The advantage of my explicit sizeof expression above is that it protects you by resizing the output buffer automatically if you add one more value into the initialiser list. In your updated version, you have to hope the constants are correct/maintained. An assert would be another route, more flexible in some situations.
Cecil Ward almost 7 years

The thing with truncating the buffer is that the user would end up with half a data structure missing in some cases, so might read on past the end of the output into garbage land. It also makes all kinds of odd assumptions about the presence or absence of zero-terminators and corrupts the output by writing a zero over the last byte (even if the user does not want one). The best thing would be to assume nothing and not have any zero-terminators assumed or added.
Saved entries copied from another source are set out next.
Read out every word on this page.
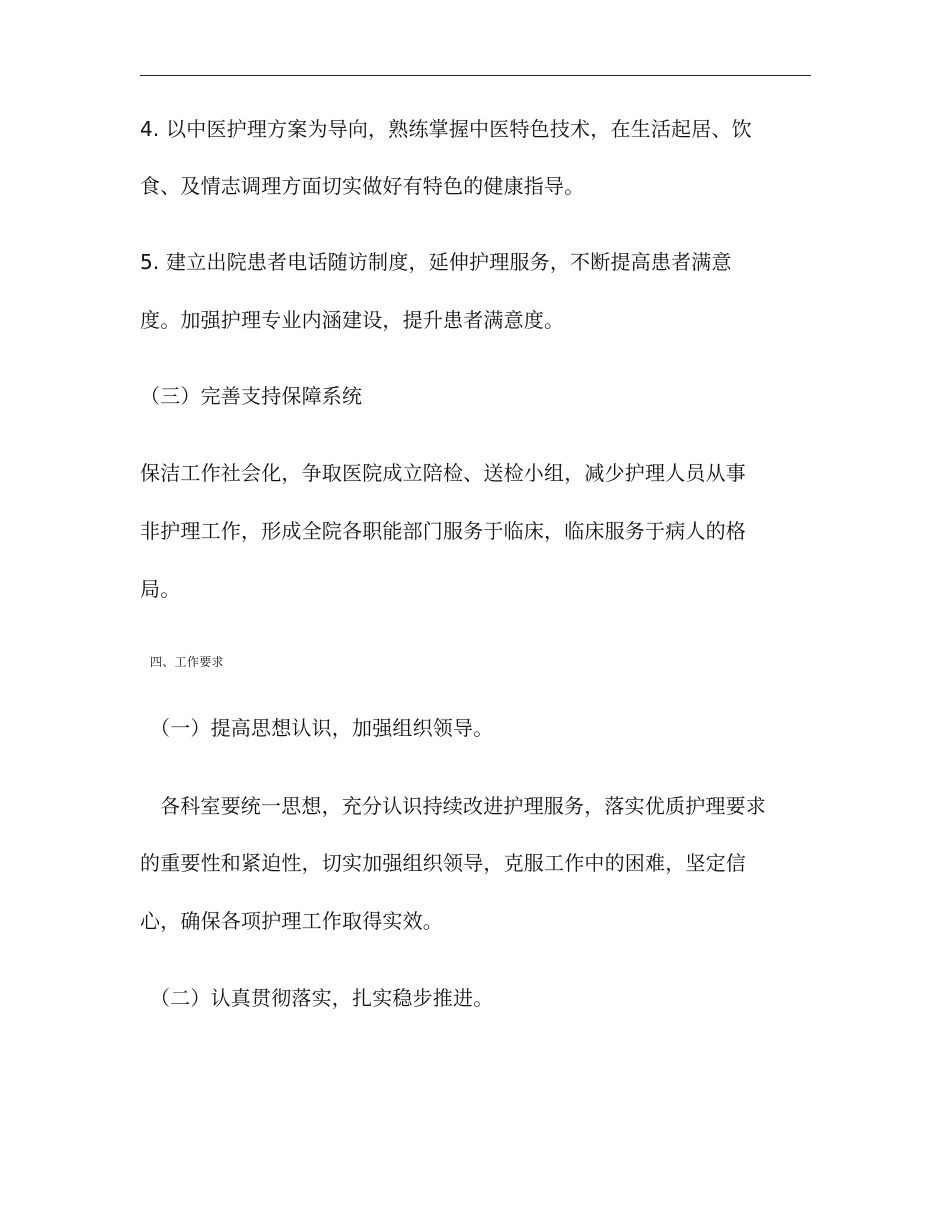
4. 以中医护理方案为导向，熟练掌握中医特色技术，在生活起居、饮
食、及情志调理方面切实做好有特色的健康指导。
5. 建立出院患者电话随访制度，延伸护理服务，不断提高患者满意
度。加强护理专业内涵建设，提升患者满意度。
（三）完善支持保障系统
保洁工作社会化，争取医院成立陪检、送检小组，减少护理人员从事
非护理工作，形成全院各职能部门服务于临床，临床服务于病人的格
局。
四、工作要求
（一）提高思想认识，加强组织领导。
各科室要统一思想，充分认识持续改进护理服务，落实优质护理要求
的重要性和紧迫性，切实加强组织领导，克服工作中的困难，坚定信
心，确保各项护理工作取得实效。
（二）认真贯彻落实，扎实稳步推进。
That's for the caller.
kriss almost 7 years

@Cecil Ward: depends on the kind of project you are working on. In some context all memory allocation may be forbidden, in such cases resizing is a no go. I'm not sure what you suggest with your sizeof. Either it has to be be inside caller code besause in callee it just won't work (because of pointer decay), or the input parameters could be defined as reference to arrays in which case the size can even be implicit. But in non trivial cases the same function could be used for instance to append an hex value to some text message then the actual memory checks become different.
kriss almost 7 years

@Cecil Ward: doing nothing is indeed an option. That's what I wrote in my code comment.
Yannuth over 6 years

I've integrated the propositions of Cecil Ward, thanks for feedback
Mark Terrill over 4 years

Brilliant logic. Was looking for an hour for an elegant non C++ string answer to this challenge!